Semantic PDF Highlighting
Overlay colour-coded highlights on a PDF that separate what the paper claims from its methods, self-admitted limitations, and stance toward related work. Highlights are standard PDF annotation objects placed on a copy of the source — the original bytes are unchanged and any viewer can show or strip them.
Five rhetorical categories, five colours:
colour |
category |
meaning |
|---|---|---|
green |
|
what THIS paper clarifies, suggests, demonstrates, establishes, reports. First-person stance markers (“we show/find/demonstrate”, “our results”, “this finding”) and quantitative results attached to the paper’s own analysis. |
purple |
|
THIS paper’s own novel method, model, cohort, or analysis pipeline. Not routine study logistics, not background on existing methods. |
red |
|
self-admitted limitation, caveat, confound, or threat to validity. |
blue |
|
a specific prior/other paper whose finding SUPPORTS this paper’s position. |
orange |
|
a specific prior/other paper whose finding CONTRADICTS this paper. |
Precision-biased: when a sentence does not clearly fall into one category, the classifier
returns none and no highlight is drawn.
Pipeline
PDF
-> PyMuPDF paragraph extraction (bounding boxes)

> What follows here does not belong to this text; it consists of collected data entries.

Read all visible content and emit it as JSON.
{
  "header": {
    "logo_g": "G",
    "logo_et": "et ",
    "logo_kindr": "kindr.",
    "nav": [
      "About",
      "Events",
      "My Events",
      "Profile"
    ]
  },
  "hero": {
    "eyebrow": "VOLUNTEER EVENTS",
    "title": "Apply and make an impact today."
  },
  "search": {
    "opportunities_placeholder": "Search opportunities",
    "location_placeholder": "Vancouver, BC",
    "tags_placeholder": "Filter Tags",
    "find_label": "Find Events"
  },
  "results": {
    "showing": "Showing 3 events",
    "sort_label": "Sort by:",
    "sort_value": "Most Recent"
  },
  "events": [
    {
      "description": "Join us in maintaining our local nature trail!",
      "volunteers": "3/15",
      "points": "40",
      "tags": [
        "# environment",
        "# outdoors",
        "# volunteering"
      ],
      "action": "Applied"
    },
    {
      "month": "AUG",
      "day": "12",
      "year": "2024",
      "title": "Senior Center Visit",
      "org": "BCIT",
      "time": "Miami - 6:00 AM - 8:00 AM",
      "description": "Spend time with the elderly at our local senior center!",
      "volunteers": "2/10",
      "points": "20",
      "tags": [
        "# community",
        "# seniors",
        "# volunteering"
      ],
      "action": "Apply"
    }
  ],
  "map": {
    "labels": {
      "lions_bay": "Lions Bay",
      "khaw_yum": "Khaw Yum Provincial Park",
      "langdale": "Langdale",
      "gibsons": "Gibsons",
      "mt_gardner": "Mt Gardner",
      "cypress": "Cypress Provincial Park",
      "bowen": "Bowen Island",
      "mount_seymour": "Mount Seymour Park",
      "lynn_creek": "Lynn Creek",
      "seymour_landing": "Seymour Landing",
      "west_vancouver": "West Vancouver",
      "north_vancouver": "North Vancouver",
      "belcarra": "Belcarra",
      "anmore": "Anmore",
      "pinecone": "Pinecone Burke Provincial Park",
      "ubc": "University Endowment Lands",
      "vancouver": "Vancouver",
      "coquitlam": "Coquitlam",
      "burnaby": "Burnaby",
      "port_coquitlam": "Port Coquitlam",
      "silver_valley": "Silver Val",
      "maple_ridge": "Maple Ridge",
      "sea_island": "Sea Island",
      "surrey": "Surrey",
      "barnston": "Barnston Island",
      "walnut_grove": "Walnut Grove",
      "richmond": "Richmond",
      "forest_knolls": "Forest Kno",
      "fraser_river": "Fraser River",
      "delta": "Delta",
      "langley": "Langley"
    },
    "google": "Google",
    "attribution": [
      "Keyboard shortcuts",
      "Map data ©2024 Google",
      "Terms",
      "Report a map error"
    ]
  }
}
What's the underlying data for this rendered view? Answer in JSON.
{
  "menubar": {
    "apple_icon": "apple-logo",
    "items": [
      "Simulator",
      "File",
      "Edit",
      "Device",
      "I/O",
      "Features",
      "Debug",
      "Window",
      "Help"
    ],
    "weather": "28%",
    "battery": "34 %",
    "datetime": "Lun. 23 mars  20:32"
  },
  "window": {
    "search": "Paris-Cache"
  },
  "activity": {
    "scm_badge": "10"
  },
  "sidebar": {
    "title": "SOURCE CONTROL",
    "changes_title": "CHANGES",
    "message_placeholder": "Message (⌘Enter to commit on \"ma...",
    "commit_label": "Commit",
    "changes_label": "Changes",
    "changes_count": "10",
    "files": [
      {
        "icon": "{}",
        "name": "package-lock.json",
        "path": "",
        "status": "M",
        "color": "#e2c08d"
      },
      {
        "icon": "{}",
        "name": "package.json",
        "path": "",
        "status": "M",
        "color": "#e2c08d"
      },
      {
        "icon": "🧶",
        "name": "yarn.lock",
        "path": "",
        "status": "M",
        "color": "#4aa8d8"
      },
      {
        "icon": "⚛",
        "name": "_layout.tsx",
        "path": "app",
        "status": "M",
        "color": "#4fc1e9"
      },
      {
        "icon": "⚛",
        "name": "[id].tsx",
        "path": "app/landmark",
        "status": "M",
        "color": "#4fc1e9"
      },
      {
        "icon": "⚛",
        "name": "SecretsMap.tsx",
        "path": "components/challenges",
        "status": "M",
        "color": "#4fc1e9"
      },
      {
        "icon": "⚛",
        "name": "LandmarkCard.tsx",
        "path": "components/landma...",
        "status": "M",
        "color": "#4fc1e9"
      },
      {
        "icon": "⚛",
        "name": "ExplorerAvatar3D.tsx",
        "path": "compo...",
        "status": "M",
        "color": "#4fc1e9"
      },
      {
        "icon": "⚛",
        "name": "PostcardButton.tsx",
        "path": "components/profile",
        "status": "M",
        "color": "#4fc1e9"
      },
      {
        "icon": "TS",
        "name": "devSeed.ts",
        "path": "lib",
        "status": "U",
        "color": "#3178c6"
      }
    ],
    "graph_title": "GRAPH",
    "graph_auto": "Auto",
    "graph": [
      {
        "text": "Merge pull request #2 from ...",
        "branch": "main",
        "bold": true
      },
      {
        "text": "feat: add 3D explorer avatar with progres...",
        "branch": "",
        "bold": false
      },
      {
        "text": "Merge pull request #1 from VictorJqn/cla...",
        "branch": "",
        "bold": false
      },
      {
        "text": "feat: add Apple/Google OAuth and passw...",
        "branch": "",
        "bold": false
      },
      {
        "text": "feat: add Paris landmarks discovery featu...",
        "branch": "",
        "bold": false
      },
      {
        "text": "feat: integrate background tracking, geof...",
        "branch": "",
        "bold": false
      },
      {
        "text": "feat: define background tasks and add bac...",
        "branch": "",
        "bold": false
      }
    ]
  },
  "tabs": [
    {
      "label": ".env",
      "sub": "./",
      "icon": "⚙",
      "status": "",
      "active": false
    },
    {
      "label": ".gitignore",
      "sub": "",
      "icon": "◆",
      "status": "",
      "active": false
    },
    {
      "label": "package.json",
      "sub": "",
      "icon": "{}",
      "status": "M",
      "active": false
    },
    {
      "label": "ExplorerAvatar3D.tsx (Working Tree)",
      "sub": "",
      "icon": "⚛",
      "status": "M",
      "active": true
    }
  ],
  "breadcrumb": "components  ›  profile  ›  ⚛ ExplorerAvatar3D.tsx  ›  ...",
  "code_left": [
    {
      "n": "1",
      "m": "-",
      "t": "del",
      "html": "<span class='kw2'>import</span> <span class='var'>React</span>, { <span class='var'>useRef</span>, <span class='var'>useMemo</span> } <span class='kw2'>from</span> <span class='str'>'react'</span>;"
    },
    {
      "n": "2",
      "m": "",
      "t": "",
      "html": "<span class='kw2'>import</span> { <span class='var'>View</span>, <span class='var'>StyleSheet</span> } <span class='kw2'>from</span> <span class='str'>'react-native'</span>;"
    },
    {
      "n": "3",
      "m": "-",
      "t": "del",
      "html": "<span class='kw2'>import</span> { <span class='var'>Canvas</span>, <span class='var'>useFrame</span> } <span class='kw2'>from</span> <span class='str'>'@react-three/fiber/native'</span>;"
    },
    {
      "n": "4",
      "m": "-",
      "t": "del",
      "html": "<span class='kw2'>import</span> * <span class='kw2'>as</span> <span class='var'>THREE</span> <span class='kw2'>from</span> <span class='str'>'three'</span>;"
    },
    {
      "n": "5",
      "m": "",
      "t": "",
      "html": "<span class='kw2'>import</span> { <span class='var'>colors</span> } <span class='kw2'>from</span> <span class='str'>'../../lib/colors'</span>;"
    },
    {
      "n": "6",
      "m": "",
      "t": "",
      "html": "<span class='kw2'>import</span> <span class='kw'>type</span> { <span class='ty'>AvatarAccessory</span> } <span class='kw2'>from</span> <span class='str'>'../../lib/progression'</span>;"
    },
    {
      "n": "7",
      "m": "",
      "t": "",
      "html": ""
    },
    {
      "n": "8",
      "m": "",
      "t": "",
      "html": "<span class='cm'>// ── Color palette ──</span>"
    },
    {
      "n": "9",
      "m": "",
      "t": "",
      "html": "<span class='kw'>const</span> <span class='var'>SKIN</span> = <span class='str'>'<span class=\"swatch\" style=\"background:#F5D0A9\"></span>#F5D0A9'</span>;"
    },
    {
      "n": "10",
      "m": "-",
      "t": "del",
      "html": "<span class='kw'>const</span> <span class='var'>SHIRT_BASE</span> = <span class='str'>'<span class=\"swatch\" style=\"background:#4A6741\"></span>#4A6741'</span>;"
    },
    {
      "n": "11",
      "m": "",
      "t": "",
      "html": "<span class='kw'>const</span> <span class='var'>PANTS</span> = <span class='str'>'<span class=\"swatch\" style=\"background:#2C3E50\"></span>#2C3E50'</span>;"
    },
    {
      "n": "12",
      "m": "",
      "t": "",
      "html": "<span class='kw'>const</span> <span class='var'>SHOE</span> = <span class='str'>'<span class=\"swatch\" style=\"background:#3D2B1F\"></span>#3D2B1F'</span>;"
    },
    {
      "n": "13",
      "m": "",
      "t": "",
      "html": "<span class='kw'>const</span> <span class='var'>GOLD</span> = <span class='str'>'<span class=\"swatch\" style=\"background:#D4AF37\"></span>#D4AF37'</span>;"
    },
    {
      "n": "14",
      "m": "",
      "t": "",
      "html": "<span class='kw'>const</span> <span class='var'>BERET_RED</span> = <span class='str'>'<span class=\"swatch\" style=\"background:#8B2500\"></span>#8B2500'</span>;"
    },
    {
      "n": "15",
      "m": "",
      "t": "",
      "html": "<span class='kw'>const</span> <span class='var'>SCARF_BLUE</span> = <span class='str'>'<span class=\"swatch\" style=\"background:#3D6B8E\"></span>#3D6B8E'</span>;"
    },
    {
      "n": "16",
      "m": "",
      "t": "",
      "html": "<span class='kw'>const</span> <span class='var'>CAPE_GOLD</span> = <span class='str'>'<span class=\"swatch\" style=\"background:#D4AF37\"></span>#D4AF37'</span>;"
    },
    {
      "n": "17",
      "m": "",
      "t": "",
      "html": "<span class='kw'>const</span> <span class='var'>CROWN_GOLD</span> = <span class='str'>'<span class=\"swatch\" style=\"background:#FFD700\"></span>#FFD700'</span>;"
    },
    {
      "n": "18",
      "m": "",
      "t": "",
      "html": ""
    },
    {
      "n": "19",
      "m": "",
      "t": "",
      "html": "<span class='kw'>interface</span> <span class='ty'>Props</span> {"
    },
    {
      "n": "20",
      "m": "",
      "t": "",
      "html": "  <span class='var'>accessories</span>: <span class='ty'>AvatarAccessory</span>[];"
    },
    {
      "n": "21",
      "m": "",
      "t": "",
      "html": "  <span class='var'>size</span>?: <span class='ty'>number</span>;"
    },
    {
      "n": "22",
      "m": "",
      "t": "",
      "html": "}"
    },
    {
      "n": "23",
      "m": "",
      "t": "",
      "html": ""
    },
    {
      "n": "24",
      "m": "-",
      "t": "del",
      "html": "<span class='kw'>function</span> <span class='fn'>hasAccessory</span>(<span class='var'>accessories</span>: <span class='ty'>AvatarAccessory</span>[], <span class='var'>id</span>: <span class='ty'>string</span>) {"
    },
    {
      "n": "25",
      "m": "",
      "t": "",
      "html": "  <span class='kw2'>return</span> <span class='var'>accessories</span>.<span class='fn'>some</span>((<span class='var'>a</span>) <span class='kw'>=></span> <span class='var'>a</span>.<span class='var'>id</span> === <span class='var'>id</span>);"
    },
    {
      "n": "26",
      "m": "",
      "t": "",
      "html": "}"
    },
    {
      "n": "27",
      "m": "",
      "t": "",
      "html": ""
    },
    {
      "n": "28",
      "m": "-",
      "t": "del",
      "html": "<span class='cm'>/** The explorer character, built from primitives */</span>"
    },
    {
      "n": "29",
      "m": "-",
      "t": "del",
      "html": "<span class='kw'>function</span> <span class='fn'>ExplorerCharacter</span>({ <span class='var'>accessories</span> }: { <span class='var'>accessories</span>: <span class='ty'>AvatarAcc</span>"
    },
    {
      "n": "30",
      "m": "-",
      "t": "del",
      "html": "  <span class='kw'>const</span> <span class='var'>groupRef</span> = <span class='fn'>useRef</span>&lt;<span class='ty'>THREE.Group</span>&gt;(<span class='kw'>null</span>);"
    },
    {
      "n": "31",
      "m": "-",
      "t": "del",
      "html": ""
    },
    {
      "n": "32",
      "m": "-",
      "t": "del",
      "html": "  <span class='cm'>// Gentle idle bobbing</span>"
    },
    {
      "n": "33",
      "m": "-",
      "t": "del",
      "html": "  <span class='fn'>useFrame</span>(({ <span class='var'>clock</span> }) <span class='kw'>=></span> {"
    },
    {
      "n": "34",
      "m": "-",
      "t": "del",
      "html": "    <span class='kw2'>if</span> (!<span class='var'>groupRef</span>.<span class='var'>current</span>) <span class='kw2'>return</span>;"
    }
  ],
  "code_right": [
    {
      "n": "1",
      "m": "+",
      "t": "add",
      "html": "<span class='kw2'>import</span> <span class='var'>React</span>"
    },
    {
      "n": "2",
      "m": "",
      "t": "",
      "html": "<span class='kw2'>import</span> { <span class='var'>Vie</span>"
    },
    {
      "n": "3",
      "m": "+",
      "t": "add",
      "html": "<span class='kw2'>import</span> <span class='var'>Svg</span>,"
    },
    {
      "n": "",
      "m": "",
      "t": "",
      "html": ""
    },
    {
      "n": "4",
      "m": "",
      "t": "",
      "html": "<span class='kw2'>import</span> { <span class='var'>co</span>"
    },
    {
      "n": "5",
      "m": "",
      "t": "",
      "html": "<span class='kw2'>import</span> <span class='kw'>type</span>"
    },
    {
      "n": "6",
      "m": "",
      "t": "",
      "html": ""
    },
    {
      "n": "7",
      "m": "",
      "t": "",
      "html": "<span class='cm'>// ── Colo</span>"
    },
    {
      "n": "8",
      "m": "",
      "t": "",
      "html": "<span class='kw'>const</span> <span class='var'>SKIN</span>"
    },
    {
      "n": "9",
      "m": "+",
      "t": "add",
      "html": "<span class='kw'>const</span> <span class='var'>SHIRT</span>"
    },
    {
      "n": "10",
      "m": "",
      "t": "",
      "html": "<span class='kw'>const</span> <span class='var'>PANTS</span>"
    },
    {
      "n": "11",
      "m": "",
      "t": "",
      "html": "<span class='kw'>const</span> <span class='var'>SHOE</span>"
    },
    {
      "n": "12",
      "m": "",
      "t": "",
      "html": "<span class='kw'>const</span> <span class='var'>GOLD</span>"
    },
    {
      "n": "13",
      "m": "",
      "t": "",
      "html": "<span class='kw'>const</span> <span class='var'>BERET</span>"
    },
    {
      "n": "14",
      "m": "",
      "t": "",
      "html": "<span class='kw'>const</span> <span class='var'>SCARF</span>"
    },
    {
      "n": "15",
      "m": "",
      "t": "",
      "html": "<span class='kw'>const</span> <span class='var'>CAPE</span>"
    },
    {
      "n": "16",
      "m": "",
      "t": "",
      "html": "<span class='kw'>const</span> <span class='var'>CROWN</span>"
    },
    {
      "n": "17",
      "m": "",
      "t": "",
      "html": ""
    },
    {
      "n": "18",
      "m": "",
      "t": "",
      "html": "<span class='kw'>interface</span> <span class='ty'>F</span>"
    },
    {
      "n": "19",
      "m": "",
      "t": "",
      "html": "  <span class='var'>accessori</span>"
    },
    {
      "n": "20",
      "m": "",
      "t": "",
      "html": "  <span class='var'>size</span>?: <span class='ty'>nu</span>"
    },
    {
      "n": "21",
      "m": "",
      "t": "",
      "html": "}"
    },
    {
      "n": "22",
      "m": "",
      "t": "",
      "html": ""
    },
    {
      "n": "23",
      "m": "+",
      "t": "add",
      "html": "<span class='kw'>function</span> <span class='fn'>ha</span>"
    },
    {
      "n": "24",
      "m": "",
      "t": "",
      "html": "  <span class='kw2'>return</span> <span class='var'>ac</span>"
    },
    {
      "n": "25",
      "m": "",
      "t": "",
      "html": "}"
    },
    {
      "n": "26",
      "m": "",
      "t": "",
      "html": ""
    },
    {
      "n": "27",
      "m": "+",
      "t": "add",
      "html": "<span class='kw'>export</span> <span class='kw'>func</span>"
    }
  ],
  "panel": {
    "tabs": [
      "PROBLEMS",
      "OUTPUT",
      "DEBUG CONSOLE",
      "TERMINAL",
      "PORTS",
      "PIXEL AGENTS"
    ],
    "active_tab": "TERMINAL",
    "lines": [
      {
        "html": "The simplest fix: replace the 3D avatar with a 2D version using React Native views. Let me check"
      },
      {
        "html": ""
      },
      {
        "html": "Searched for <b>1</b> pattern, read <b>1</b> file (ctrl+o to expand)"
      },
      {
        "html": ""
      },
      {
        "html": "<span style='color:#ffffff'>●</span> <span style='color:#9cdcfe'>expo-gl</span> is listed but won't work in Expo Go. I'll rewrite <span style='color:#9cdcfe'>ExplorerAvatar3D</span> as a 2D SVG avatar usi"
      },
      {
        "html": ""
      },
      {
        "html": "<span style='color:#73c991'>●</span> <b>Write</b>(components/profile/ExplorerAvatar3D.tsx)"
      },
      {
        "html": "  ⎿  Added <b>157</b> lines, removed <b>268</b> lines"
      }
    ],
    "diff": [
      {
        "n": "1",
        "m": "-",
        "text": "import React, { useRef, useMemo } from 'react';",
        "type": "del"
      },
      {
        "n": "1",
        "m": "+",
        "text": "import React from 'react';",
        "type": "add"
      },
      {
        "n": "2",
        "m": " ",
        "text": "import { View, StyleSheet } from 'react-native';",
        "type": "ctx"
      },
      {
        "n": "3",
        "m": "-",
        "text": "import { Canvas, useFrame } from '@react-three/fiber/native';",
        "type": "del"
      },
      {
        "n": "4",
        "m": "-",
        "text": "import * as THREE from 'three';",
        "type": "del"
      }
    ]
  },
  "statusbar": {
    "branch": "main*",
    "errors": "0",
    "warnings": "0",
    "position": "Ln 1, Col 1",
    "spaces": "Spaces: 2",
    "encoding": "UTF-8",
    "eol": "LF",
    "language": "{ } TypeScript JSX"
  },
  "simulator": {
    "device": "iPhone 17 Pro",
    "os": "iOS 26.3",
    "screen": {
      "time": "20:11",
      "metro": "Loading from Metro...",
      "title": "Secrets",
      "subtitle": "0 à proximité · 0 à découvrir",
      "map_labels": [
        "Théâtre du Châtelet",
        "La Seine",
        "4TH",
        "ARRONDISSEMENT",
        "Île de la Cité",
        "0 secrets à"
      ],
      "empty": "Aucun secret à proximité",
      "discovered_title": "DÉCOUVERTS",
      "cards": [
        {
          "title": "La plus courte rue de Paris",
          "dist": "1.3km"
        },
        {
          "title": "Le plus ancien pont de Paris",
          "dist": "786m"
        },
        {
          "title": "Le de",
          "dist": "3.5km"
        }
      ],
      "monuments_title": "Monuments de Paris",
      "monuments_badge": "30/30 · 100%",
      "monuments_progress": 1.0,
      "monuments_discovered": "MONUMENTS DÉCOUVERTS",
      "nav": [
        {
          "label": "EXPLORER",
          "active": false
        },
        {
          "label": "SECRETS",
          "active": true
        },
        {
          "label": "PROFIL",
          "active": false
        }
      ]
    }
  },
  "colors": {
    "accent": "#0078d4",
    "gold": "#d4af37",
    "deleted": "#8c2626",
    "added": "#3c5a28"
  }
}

-> sentence splitting (abbreviation-aware — handles Fig., e.g., et al.)
-> Claude classifier (5 categories, batched JSON-structured output)
-> tight per-line quads via PyMuPDF dict layout
-> PDF Highlight annotations (opacity 0.4)
-> compact legend overlay stamped in the lower-right corner of the last page
-> save
The source PDF is never modified; the output is a copy with annotation objects overlaid.
Four Interfaces
Python API
from scitex_scholar.pdf_highlight import (
highlight_pdf, # one-shot: extract -> classify -> annotate -> save
extract_blocks, # stage 1 only
apply_classifications, # merge offline labels into extracted blocks
save_with_highlights, # stage 3 only (apply labels -> write PDF)
)
result = highlight_pdf(
"paper.pdf",
output_path="paper.highlighted.pdf",
model="claude-haiku-4-5-20251001",
sentence_level=True,
add_legend=True,
)
print(result.counts(), result.annotations_added)
CLI
# Top-level scholar CLI
scitex-scholar highlight paper.pdf
scitex-scholar highlight paper.pdf --output paper.marked.pdf
scitex-scholar highlight paper.pdf --model claude-sonnet-4-6
scitex-scholar highlight paper.pdf --stub # offline keyword heuristic
scitex-scholar highlight paper.pdf --dry-run # classify only, no PDF write
scitex-scholar highlight paper.pdf --max-blocks 20 # smoke test
# Offline label-apply workflow
scitex-scholar highlight paper.pdf --labels-dump blocks.json # extract
# ... produce labels.json with {id, category, confidence} objects ...
scitex-scholar highlight paper.pdf --labels-apply labels.json # annotate only
# Standalone module entry point
python -m scitex_scholar.pdf_highlight paper.pdf
MCP
Exposed as scholar_highlight_pdf in the unified scitex serve server. The handler
is re-exported from scitex_scholar._mcp.all_handlers for direct registration.
from scitex_scholar._mcp.all_handlers import highlight_pdf_handler
# Register with any FastMCP-compatible server
Skill
The AI-agent skill lives at
src/scitex_scholar/_skills/scitex-scholar/semantic-highlight.md
and documents the classification scheme, model trade-offs, and the label-apply workflow.
Model Selection
model |
wall time (8-page paper) |
cost tier |
strengths |
|---|---|---|---|
|
~40 s sentence / ~10 s paragraph |
cheap |
structural tagging (method / claim / limitation) |
|
~70 s sentence / ~17 s paragraph |
mid |
catches subtle supportive / contradictive stances in related work |
Use Haiku for library-wide scans. Escalate to Sonnet when the supportive/contradictive axis matters for a specific paper.
Known Limitations
Paragraph clip regions. Extraction uses PyMuPDF’s paragraph blocks as the clip region for each sentence. Multi-column papers are handled, but pathological layouts (wrapped tables, pull-quotes) may produce skewed rectangles.
Sentence splitter is regex-based. Handles common academic abbreviations (
Fig.,e.g.,et al., single-initial names) but is not a full statistical sentence tokenizer. Edge cases fall back to line-level quads (still tight — no margin inflation).One label per sentence. A sentence that both describes a method and reports what the method found gets the higher-priority label (
focal_claimwins overfocal_methodper the prompt). Overlapping annotations would be possible but are not currently emitted.No self-citation detection. “Cook et al. (11)” where (11) is the same first author as the focal paper is tagged as
related_supportivewhen the sentence endorses it, even though mechanically it is self-citation.